Du bist nicht du selbst, wenn du ausgehst?

Lesen Sie dies. Für wen gehst du aus, um Frauen zu treffen: für dich oder für sie?
Möchtest du etwas gewinnen, oder ist das Ausgehen die beste Art, die Welt zu erleben und zu verschenken?
Verfolgst du den Schwanz oder bist du auf einem Abenteuer, das von Natur aus die Menschen in deiner Umgebung erheben kann?

Grundsätzlich geschah die große Veränderung für mich, als ich mich mehr auf das Dienen als auf das Gewinnen konzentrierte.

Lassen Sie mich darauf näher eingehen.
Normalerweise spielt sich beim Ausgehen eine gewisse Leistung ab: Sei so cool, männlich und real wie möglich, um die Leute dazu zu bringen, mich zu mögen, und hoffentlich einen verrückten Vogel dazu zu bringen, zuzustimmen, mir das Ergebnis zu geben Ich suche.
Dies bedeutete, dass ich mich zu jedem Zeitpunkt in meiner Umgebung erkundigte, ob ich meinem Ziel näher oder weiter entfernt war.

Wenn ich weiter von meinem Ziel entfernt wäre, würde ich meine Einstellung ändern, um ein positiveres Ergebnis zu erzielen.

Wenn ich näher an meinem Ziel wäre, würde ich sicherstellen, dass ich weiter mache, was ich mache.
Nichts davon war ein reiner und freier Ausdruck dessen, wer ich als Person bin.

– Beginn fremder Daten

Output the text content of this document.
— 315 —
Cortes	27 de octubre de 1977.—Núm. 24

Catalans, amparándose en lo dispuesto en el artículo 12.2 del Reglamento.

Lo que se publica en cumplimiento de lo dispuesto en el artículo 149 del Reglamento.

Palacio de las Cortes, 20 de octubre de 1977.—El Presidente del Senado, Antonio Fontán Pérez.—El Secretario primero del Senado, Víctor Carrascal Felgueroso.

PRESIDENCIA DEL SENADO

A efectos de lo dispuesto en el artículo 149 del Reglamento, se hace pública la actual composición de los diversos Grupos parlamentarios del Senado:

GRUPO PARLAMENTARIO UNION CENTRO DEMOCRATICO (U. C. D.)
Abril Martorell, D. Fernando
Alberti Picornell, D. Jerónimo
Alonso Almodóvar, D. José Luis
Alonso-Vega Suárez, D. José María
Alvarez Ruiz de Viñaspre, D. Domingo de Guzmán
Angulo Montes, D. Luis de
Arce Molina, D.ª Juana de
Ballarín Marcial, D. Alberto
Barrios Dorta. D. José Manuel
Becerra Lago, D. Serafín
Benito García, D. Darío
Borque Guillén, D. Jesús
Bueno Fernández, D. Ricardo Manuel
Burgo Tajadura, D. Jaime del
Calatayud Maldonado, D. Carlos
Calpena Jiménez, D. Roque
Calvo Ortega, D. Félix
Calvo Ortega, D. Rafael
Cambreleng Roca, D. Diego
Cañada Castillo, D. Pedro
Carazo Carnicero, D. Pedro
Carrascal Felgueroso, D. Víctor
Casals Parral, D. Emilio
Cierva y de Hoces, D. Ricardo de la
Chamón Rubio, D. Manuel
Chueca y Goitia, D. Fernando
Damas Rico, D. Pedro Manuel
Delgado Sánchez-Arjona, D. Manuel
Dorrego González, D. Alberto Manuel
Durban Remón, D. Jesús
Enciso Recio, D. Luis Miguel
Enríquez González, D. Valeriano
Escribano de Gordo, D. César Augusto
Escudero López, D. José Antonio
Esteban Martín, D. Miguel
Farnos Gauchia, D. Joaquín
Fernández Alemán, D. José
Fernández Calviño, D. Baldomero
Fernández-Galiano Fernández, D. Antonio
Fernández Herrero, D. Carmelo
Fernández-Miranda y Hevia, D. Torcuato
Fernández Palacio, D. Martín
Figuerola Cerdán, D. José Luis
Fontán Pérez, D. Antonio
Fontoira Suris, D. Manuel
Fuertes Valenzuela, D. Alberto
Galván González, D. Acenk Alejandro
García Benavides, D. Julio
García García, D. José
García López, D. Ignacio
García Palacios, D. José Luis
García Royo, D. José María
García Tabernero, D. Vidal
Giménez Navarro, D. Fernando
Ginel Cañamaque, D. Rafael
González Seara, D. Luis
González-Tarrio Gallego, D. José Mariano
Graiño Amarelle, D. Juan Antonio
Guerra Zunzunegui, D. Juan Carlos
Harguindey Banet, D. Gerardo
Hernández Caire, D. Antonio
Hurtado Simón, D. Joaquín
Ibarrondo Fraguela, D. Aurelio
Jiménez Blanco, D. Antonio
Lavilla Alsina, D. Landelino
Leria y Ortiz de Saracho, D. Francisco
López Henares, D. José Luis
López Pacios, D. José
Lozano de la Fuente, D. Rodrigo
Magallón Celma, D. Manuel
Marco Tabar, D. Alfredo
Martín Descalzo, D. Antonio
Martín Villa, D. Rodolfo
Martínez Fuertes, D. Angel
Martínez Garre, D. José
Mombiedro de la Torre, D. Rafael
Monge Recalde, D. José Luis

Es war vielmehr eine Darstellung eines Wissenschaftlers, der objektive Maßnahmen durchführte, um einem erwarteten Ergebnis näher zu kommen.
Ich war nicht anwesend, ich schenkte niemanden, ich respektierte mich selbst nicht einmal. Am schlimmsten war, dass ich nicht frei war. Ich war an meine Interpretation des mich umgebenden Reizes gebunden.
Was nun passierte, als ich meinen Fokus vom Erhalten zum Geben verlagerte, war das Entfernen eines sehr großen und sehr schweren Gewichts von meinen Schultern.

Wenn du als Geschenk unterwegs bist, handelst, nimmst und arbeitest du auf eine ganz andere Art und Weise.
Anstatt sich zu fragen: „Was muss ich für sie tun, damit sie mich mögen?“, Fragen Sie sich: „Wer kann ich sein, ohne Kompromisse einzugehen, um dieser Person das zu geben, was sie braucht?“

Der Unterschied im Ausdruck ist phänomenal. Für den Anfang ist es viel weniger eingeschränkt.
Sie werden auch viel bewusster, empfänglicher und aufgeschlossener für das, was um Sie herum tatsächlich vor sich geht, anstatt für das, was Sie denken, um Sie herum vor sich zu gehen.
Mein Kopf war klarer, ich analysierte nicht länger, ich war nur ich selbst, mit dem vollsten Ausdruck, den ich bin.

Ich habe nicht versucht, Spaß zu haben, damit die Leute mich mögen, die Leute fanden mich einfach ansprechender, lustiger und waren froh, in meiner Firma zu sein.

Ich habe dies nicht erzwungen, sondern mich nur der Bedürfnisse meiner Mitmenschen bewusst gemacht und meinen Ausdruck so erleichtert, dass er eher ein Geschenk als eine Auslaugung war.
Es macht viel mehr Spaß, ist viel weniger aufwendig und viel realer.